Qatar Air’s cargo division is flourishing as demand rebounds from a lengthy slump, with industry-wide loads up 11 percent this year through July, according to the International Air Transport Association. Qatar ranked as the world’s fourth biggest air-freight carrier last year by tons moved and second only to Dubai-based Emirates excluding specialist operators FedEx Corp. and United Parcel Service Inc., based on IATA data.

The flight embargo imposed in June by neighboring nations to penalize Qatar actually has provided a benefit, Al Baker said. Air-freight deliveries have climbed 160 percent from a year ago as Qatar Air has airlifted in fresh food, medical equipment and other supplies. Four Arab nations severed diplomatic and transport links with Qatar as punishment for allegedly backing Islamic militants, a charge the Gulf nation denies.

Unintended Boon

“I’m pleased to tell you today that in fact the blockade has quite the opposite impact on our business to the one intended,” Al Baker said. “Our adversaries thought they would bring us to our knees and we would capitulate, but this didn’t happen.”

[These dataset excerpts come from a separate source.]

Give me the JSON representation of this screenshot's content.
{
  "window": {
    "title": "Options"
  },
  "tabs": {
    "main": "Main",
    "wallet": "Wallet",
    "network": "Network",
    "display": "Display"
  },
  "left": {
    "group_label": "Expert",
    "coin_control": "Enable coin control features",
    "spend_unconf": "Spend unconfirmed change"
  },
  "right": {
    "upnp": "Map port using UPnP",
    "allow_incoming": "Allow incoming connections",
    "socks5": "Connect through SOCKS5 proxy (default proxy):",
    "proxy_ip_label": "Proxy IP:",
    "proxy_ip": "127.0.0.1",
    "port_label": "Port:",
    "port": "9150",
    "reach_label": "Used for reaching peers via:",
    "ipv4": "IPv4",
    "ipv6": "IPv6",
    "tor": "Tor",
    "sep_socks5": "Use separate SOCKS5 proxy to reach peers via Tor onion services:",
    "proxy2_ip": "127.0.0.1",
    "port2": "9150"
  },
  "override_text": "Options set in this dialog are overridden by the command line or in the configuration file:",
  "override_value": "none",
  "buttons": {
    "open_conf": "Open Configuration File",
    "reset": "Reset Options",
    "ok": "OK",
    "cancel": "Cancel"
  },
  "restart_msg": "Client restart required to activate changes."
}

He dismissed any suggestion that Qatar Air might delay aircraft orders because of the blockade or slowing travel growth in the Middle East. “We are not studying any deferrals because Qatar Airways’ aircraft orders are not all growth airplanes,” Al Baker said. “They are also fleet replacement.”

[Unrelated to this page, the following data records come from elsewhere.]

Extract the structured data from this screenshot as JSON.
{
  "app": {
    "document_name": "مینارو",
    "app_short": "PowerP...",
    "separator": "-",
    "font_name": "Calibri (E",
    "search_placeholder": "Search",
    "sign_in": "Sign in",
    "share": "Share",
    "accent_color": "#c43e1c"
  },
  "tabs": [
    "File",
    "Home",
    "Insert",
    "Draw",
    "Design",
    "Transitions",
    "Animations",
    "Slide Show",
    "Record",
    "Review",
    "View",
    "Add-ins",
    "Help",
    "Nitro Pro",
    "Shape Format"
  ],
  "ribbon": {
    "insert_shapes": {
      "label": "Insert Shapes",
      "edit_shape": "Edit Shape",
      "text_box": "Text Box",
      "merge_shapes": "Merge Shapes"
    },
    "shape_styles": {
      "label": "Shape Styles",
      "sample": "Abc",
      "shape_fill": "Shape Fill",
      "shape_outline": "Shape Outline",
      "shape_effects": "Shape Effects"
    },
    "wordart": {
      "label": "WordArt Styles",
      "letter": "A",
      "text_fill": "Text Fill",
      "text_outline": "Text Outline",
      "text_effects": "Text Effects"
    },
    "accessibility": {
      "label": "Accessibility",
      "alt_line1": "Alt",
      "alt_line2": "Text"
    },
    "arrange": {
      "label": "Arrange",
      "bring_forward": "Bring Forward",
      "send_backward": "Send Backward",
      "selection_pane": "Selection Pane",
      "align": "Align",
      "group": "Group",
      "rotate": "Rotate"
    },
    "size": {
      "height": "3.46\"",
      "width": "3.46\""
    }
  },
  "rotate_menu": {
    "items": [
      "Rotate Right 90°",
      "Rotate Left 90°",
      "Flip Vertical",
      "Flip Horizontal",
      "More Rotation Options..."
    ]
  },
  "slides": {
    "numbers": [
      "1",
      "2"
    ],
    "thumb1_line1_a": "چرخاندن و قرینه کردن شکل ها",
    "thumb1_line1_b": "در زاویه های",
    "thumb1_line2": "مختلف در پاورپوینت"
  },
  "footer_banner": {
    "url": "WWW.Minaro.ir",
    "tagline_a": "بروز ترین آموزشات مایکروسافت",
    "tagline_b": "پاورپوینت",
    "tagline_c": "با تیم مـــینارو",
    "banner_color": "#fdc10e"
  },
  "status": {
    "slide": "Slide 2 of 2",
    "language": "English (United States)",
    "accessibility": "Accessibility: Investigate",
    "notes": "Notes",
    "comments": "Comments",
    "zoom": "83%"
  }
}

The carrier plans to take all 110 of the Boeing 777X planes that it has committed to buy from Boeing through orders or options. And it expanded a previous order for 44 of Boeing’s 777-300ER by four aircraft, a deal previously recorded on Boeing’s backlog without disclosing the buyer. Combined with the two jumbos, the aircraft are worth $2.16 billion at list prices before the customary discounts.

Qatar Air has decided to take all of the Airbus SE A350 aircraft it has on order, reversing an earlier plan to cancel four deliveries, Al Baker said.

As to Qatar Air’s ongoing war of words with U.S. carriers over access to the world’s biggest aviation market, Al Baker advised its rivals to “shut up and mind their own business.” The Mideast company’s expansion should continue with the closing of a deal to take a 49 percent stake in Italy’s Meridiana as early as this month, he said.